No dia seguinte às declarações do secretário, a Defensoria Pública do estado, que acompanha as mães das vítimas, afirmou que considerava que o caso ainda seguia em aberto, porque as provas apresentadas até o momento não eram suficientes para corroborar essa versão oficial.

"A Defensoria Pública recebe com cautela as informações veiculadas ontem sobre o inquérito", disse em vídeo a defensora Gislaine Kepe. "Enquanto não houver consistência nos indícios colhidos pela polícia, enquanto não houver a identificação de culpados, sejam eles por assassinato ou por desaparecimento, a Defensoria e as famílias não entendem que esse caso chegou ao fim."

Em entrevista ao site Ponte Jornalismo em agosto, as mães dos meninos mostraram descrédito em relação à hipótese de que traficantes teriam sido responsáveis pelo crime. Segundo o veículo, elas suspeitavam da milícia que atua na região e afirmaram que seus filhos não roubariam um passarinho.

Questionado pela TV Globo sobre as provas obtidas pela polícia, o secretário respondeu na época que no "crime de mando você busca provas que nunca vão ser um contrato".

Segundo ele, a conclusão se baseou em provas indiciárias (ou seja, indícios que apontam para determinada direção), em testemunhas importantes que deram detalhes sobre o que ocorreu no dia do crime e na notícia da morte do principal envolvido. Ele disse que o inquérito seria finalizado e o delegado responsável apresentaria detalhes técnicos, o que não ocorreu até o momento.

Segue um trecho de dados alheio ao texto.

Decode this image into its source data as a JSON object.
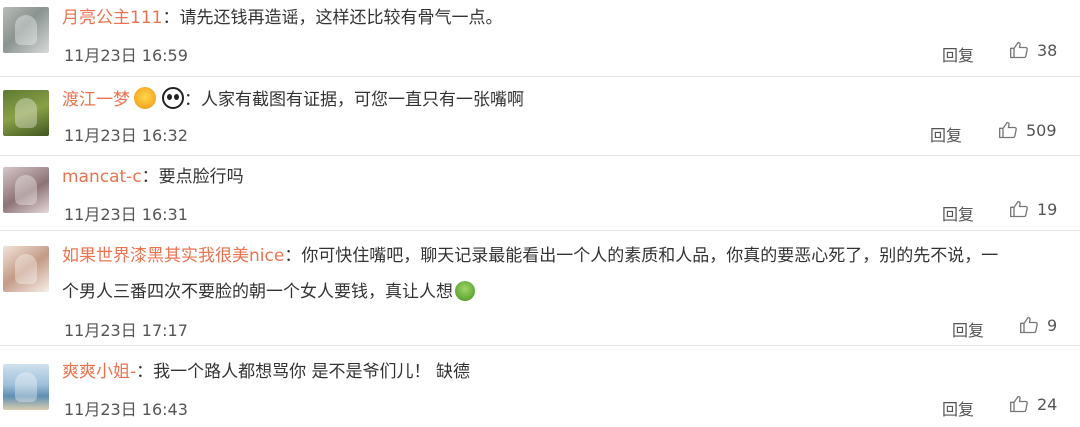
{
  "actions": {
    "reply_label": "回复"
  },
  "comments": [
    {
      "username": "月亮公主111",
      "colon": "：",
      "text": "请先还钱再造谣，这样还比较有骨气一点。",
      "text_line2": "",
      "time": "11月23日 16:59",
      "likes": "38",
      "avatar_icon": "avatar-photo"
    },
    {
      "username": "渡江一梦",
      "colon": "：",
      "text": "人家有截图有证据，可您一直只有一张嘴啊",
      "text_line2": "",
      "time": "11月23日 16:32",
      "likes": "509",
      "avatar_icon": "avatar-photo",
      "badges": [
        "vip-badge-icon",
        "panda-badge-icon"
      ]
    },
    {
      "username": "mancat-c",
      "colon": "：",
      "text": "要点脸行吗",
      "text_line2": "",
      "time": "11月23日 16:31",
      "likes": "19",
      "avatar_icon": "avatar-photo"
    },
    {
      "username": "如果世界漆黑其实我很美nice",
      "colon": "：",
      "text": "你可快住嘴吧，聊天记录最能看出一个人的素质和人品，你真的要恶心死了，别的先不说，一",
      "text_line2": "个男人三番四次不要脸的朝一个女人要钱，真让人想",
      "time": "11月23日 17:17",
      "likes": "9",
      "avatar_icon": "avatar-photo",
      "trailing_emoji": "nauseated-face-icon"
    },
    {
      "username": "爽爽小姐-",
      "colon": "：",
      "text": "我一个路人都想骂你 是不是爷们儿！ 缺德",
      "text_line2": "",
      "time": "11月23日 16:43",
      "likes": "24",
      "avatar_icon": "avatar-photo"
    }
  ]
}
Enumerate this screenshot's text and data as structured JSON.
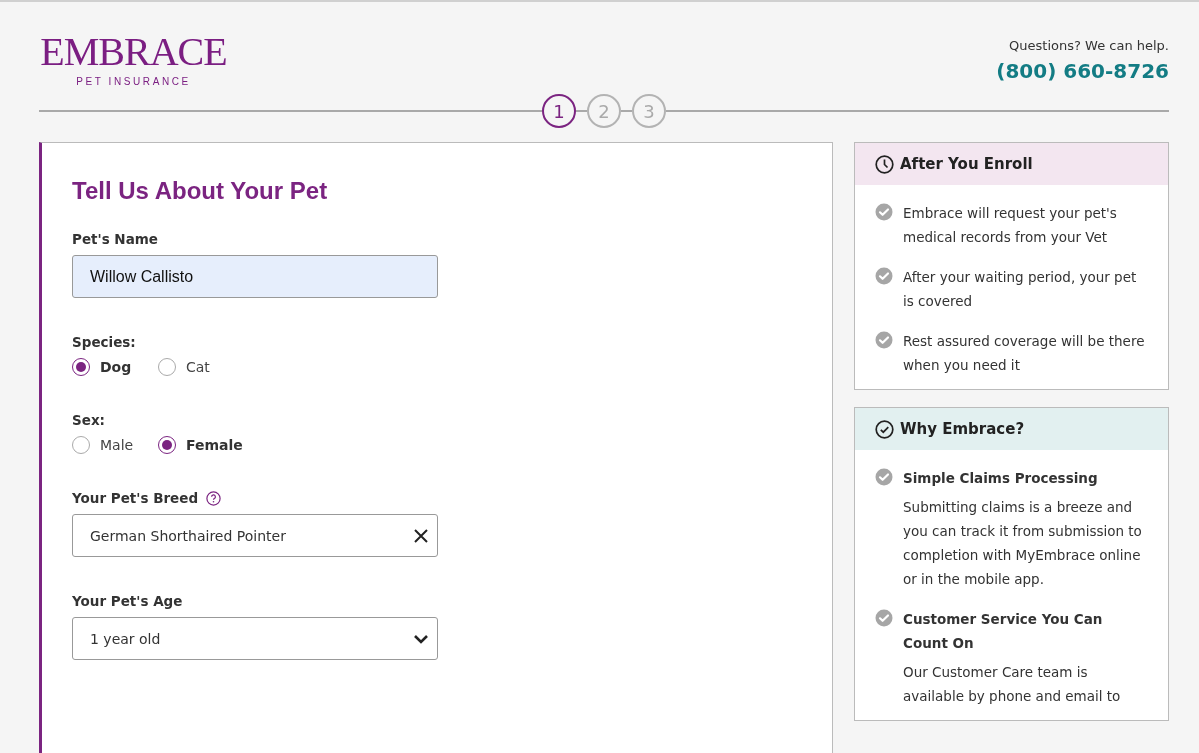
{
  "logo": {
    "wordmark": "EMBRACE",
    "tagline": "PET INSURANCE"
  },
  "contact": {
    "prompt": "Questions? We can help.",
    "phone": "(800) 660-8726"
  },
  "steps": [
    {
      "label": "1",
      "selected": true
    },
    {
      "label": "2",
      "selected": false
    },
    {
      "label": "3",
      "selected": false
    }
  ],
  "form": {
    "title": "Tell Us About Your Pet",
    "name_field": {
      "label": "Pet's Name",
      "value": "Willow Callisto"
    },
    "species": {
      "label": "Species:",
      "options": [
        {
          "label": "Dog",
          "selected": true
        },
        {
          "label": "Cat",
          "selected": false
        }
      ]
    },
    "sex": {
      "label": "Sex:",
      "options": [
        {
          "label": "Male",
          "selected": false
        },
        {
          "label": "Female",
          "selected": true
        }
      ]
    },
    "breed_field": {
      "label": "Your Pet's Breed",
      "value": "German Shorthaired Pointer"
    },
    "age_field": {
      "label": "Your Pet's Age",
      "value": "1 year old"
    }
  },
  "sidebar": [
    {
      "kind": "enroll",
      "title": "After You Enroll",
      "items": [
        {
          "text": "Embrace will request your pet's medical records from your Vet"
        },
        {
          "text": "After your waiting period, your pet is covered"
        },
        {
          "text": "Rest assured coverage will be there when you need it"
        }
      ]
    },
    {
      "kind": "why",
      "title": "Why Embrace?",
      "items": [
        {
          "title": "Simple Claims Processing",
          "text": "Submitting claims is a breeze and you can track it from submission to completion with MyEmbrace online or in the mobile app."
        },
        {
          "title": "Customer Service You Can Count On",
          "text": "Our Customer Care team is available by phone and email to"
        }
      ]
    }
  ]
}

As famílias criticam a lentidão na resolução do caso e dizem que a polícia demorou a agir. As mães ouviram de policiais no dia do desaparecimento que só poderiam registrar o sumiço 24 horas depois, sendo que o Estatuto da Criança e do Adolescente (ECA) prevê buscas imediatas.

"Naquele dia em que fomos na delegacia, se tivessem puxado as câmeras, ido atrás das crianças, tenho certeza de que teríamos tido uma resposta", disse à Folha, em abril, Tatiana Ribeiro, mãe de Fernando. Uma força-tarefa para apurar os fatos foi criada em abril de 2021, quatro meses após o sumiço.

A região da Baixada Fluminense tem um problema crônico de desaparecimentos, com cerca de 15 registros diários, segundo Bruno Dauaire, secretário estadual de Direitos Humanos. A taxa foi de 32 casos a cada 100 mil habitantes na região em 2020, contra 28 no estado todo.

Para se ter uma ideia, o Rio de Janeiro registrou quase tantos sumiços (3.350) quanto homicídios dolosos (3.544) no ano passado, de acordo com dados do ISP (Instituto de Segurança Pública).